Electronic money

Francis Davey fjmd1a at gmail.com
Sun Dec 7 10:31:38 GMT 2014


2014-12-07 10:17 GMT+00:00 Charles Lindsey <chl at clerew.man.ac.uk>:
>
>
> AIUI, if you mine a bitcoin (and coincidentally someone else mines the
> same one), then the first to register it in the Ledger takes preference
> (AFAIK, the mineable bitcoins have no predefined order). Anyway, it is all
> described in Wikipedia, and I don't think your situation would cause any
> problem.


I think what Ben is referring to (and I am just a humble lawyer who does
not understand such things) is the fact that despite its ostensible
decentralised nature, there is some central management of Bitcoin which
precisely does handle such situations *because* in practice each node does
not write its own client, a change to the client can affect everyone.

For example, the six hour fork of Bitcoin on March 11 last year was, as I
understand it, a bug in the upgrade between versions 0.7 to 0.8 of bitcoind
- because the vast majority of users all used bitcoind this was an example
of a central authority  The problem had to be "fixed" by (a) co-ordinated
switching back to 0.7 (b) fixes to the software.

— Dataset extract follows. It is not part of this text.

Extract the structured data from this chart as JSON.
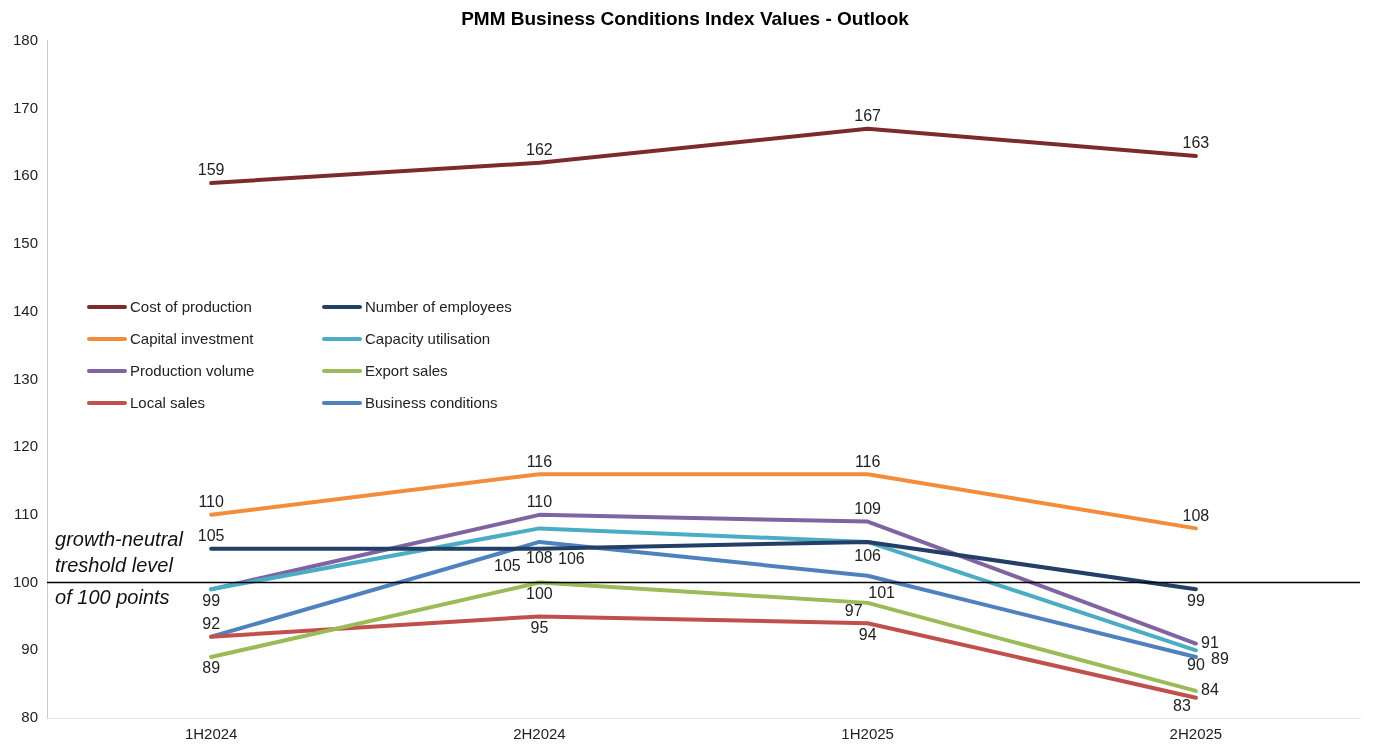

As I understand it there was only one double-spend as a result of the fork,
which was sorted out.

The "checkpoints" that Ben alludes to are hard-coded into the client
software by the software developers from time to time.

I'd be interested in hearing Ben's views about what that means (and whether
a decentralised system is possible really) but my original question was not
about Bitcoin for reasons explained (it's not "electronic money").